Il giorno 28 maggio 2013 alle ore 15.25, in Venezia, presso gli uffici della Procura della Repubblica, avanti ai Pubblici Ministeri Dott. Stefano Ancilotto e Dott. Stefano Buccini, Sost. Procuratori della Repubblica presso il Tribunale di Venezia, è comparso: BAITA Piergiorgio, nato a Venezia il 18/8/1948, residente in Mogliano Veneto, via Rimini, 6/A. Detenuto presso la Casa Circondariale di Belluno.

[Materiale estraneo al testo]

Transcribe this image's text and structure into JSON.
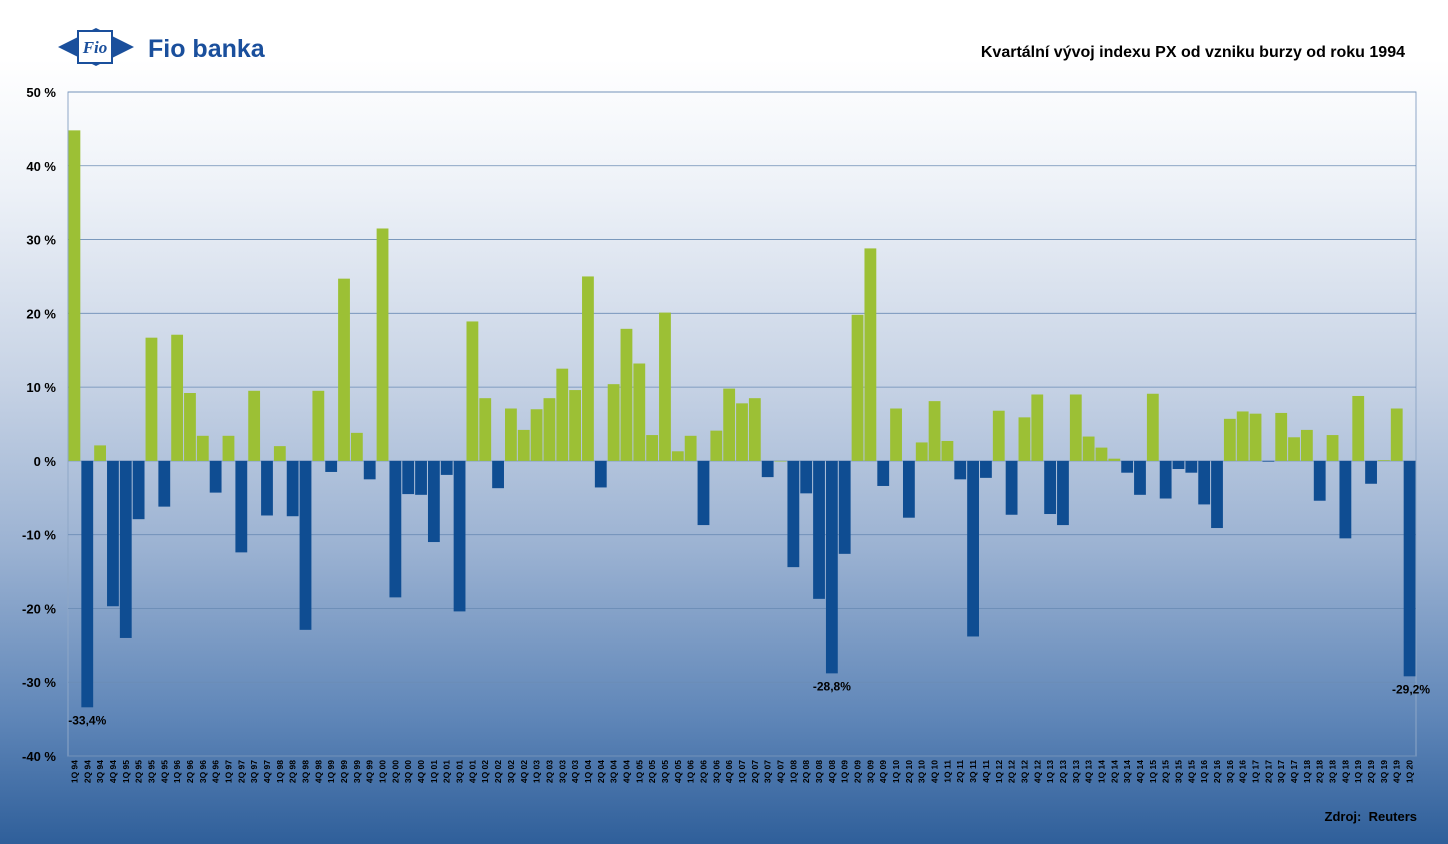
{
  "brand": {
    "logo_mark": "Fio",
    "name": "Fio banka",
    "color": "#1a4f9c"
  },
  "source": "Zdroj:  Reuters",
  "colors": {
    "positive": "#9cc035",
    "negative": "#0f4d92",
    "grid": "#6b8cb5"
  },
  "chart_data": {
    "type": "bar",
    "title": "Kvartální vývoj indexu PX od vzniku burzy od roku 1994",
    "xlabel": "",
    "ylabel": "",
    "ylim": [
      -40,
      50
    ],
    "yticks": [
      50,
      40,
      30,
      20,
      10,
      0,
      -10,
      -20,
      -30,
      -40
    ],
    "ytick_labels": [
      "50 %",
      "40 %",
      "30 %",
      "20 %",
      "10 %",
      "0 %",
      "-10 %",
      "-20 %",
      "-30 %",
      "-40 %"
    ],
    "grid": true,
    "categories": [
      "1Q 94",
      "2Q 94",
      "3Q 94",
      "4Q 94",
      "1Q 95",
      "2Q 95",
      "3Q 95",
      "4Q 95",
      "1Q 96",
      "2Q 96",
      "3Q 96",
      "4Q 96",
      "1Q 97",
      "2Q 97",
      "3Q 97",
      "4Q 97",
      "1Q 98",
      "2Q 98",
      "3Q 98",
      "4Q 98",
      "1Q 99",
      "2Q 99",
      "3Q 99",
      "4Q 99",
      "1Q 00",
      "2Q 00",
      "3Q 00",
      "4Q 00",
      "1Q 01",
      "2Q 01",
      "3Q 01",
      "4Q 01",
      "1Q 02",
      "2Q 02",
      "3Q 02",
      "4Q 02",
      "1Q 03",
      "2Q 03",
      "3Q 03",
      "4Q 03",
      "1Q 04",
      "2Q 04",
      "3Q 04",
      "4Q 04",
      "1Q 05",
      "2Q 05",
      "3Q 05",
      "4Q 05",
      "1Q 06",
      "2Q 06",
      "3Q 06",
      "4Q 06",
      "1Q 07",
      "2Q 07",
      "3Q 07",
      "4Q 07",
      "1Q 08",
      "2Q 08",
      "3Q 08",
      "4Q 08",
      "1Q 09",
      "2Q 09",
      "3Q 09",
      "4Q 09",
      "1Q 10",
      "2Q 10",
      "3Q 10",
      "4Q 10",
      "1Q 11",
      "2Q 11",
      "3Q 11",
      "4Q 11",
      "1Q 12",
      "2Q 12",
      "3Q 12",
      "4Q 12",
      "1Q 13",
      "2Q 13",
      "3Q 13",
      "4Q 13",
      "1Q 14",
      "2Q 14",
      "3Q 14",
      "4Q 14",
      "1Q 15",
      "2Q 15",
      "3Q 15",
      "4Q 15",
      "1Q 16",
      "2Q 16",
      "3Q 16",
      "4Q 16",
      "1Q 17",
      "2Q 17",
      "3Q 17",
      "4Q 17",
      "1Q 18",
      "2Q 18",
      "3Q 18",
      "4Q 18",
      "1Q 19",
      "2Q 19",
      "3Q 19",
      "4Q 19",
      "1Q 20"
    ],
    "values": [
      44.8,
      -33.4,
      2.1,
      -19.7,
      -24.0,
      -7.9,
      16.7,
      -6.2,
      17.1,
      9.2,
      3.4,
      -4.3,
      3.4,
      -12.4,
      9.5,
      -7.4,
      2.0,
      -7.5,
      -22.9,
      9.5,
      -1.5,
      24.7,
      3.8,
      -2.5,
      31.5,
      -18.5,
      -4.5,
      -4.6,
      -11.0,
      -1.9,
      -20.4,
      18.9,
      8.5,
      -3.7,
      7.1,
      4.2,
      7.0,
      8.5,
      12.5,
      9.6,
      25.0,
      -3.6,
      10.4,
      17.9,
      13.2,
      3.5,
      20.1,
      1.3,
      3.4,
      -8.7,
      4.1,
      9.8,
      7.8,
      8.5,
      -2.2,
      0.0,
      -14.4,
      -4.4,
      -18.7,
      -28.8,
      -12.6,
      19.8,
      28.8,
      -3.4,
      7.1,
      -7.7,
      2.5,
      8.1,
      2.7,
      -2.5,
      -23.8,
      -2.3,
      6.8,
      -7.3,
      5.9,
      9.0,
      -7.2,
      -8.7,
      9.0,
      3.3,
      1.8,
      0.3,
      -1.6,
      -4.6,
      9.1,
      -5.1,
      -1.1,
      -1.6,
      -5.9,
      -9.1,
      5.7,
      6.7,
      6.4,
      -0.1,
      6.5,
      3.2,
      4.2,
      -5.4,
      3.5,
      -10.5,
      8.8,
      -3.1,
      0.1,
      7.1,
      -29.2
    ],
    "annotations": [
      {
        "category": "2Q 94",
        "label": "-33,4%"
      },
      {
        "category": "4Q 08",
        "label": "-28,8%"
      },
      {
        "category": "1Q 20",
        "label": "-29,2%"
      }
    ]
  }
}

Tre mesi, tre mesi esatti. Tre mesi possono bastare per mettersi e mettere in discussione? Per dire «ho sbagliato, abbiamo sbagliato». E stop, un altro mondo. E non è tardi. Una vita, certo. Ma pure gli amici. Veri amici? Gli amici di affari possono essere reali nuclei affettivi? Sotto quali e quanti colpi può morire la lealtà? E che lealtà è quella misurata dal dare e dal ricevere, dal dire: io ti faccio questo, tu in cambio… e cosí via.
In carcere il tempo è un non tempo, non servono orologi. Non serve la frenesia dell’eterna connessione, nessuna tecnologia. Solo atti ripetitivi e carte, centinaia di carte. Le carte di un’ordinanza, i risvolti normativi di un’accusa, di un’ipotesi, di un’indagine. Tutto può cosí apparire segnato e determinato. La strategia agli avvocati.
Poi, accade che uno dei colloqui prenda una piega inaspettata e allora ciò che era determinato diventa un tavolo da mandare a gambe all’aria. Spesso i figli sono uno specchio. Piergiorgio Baita e suo figlio non fanno eccezioni.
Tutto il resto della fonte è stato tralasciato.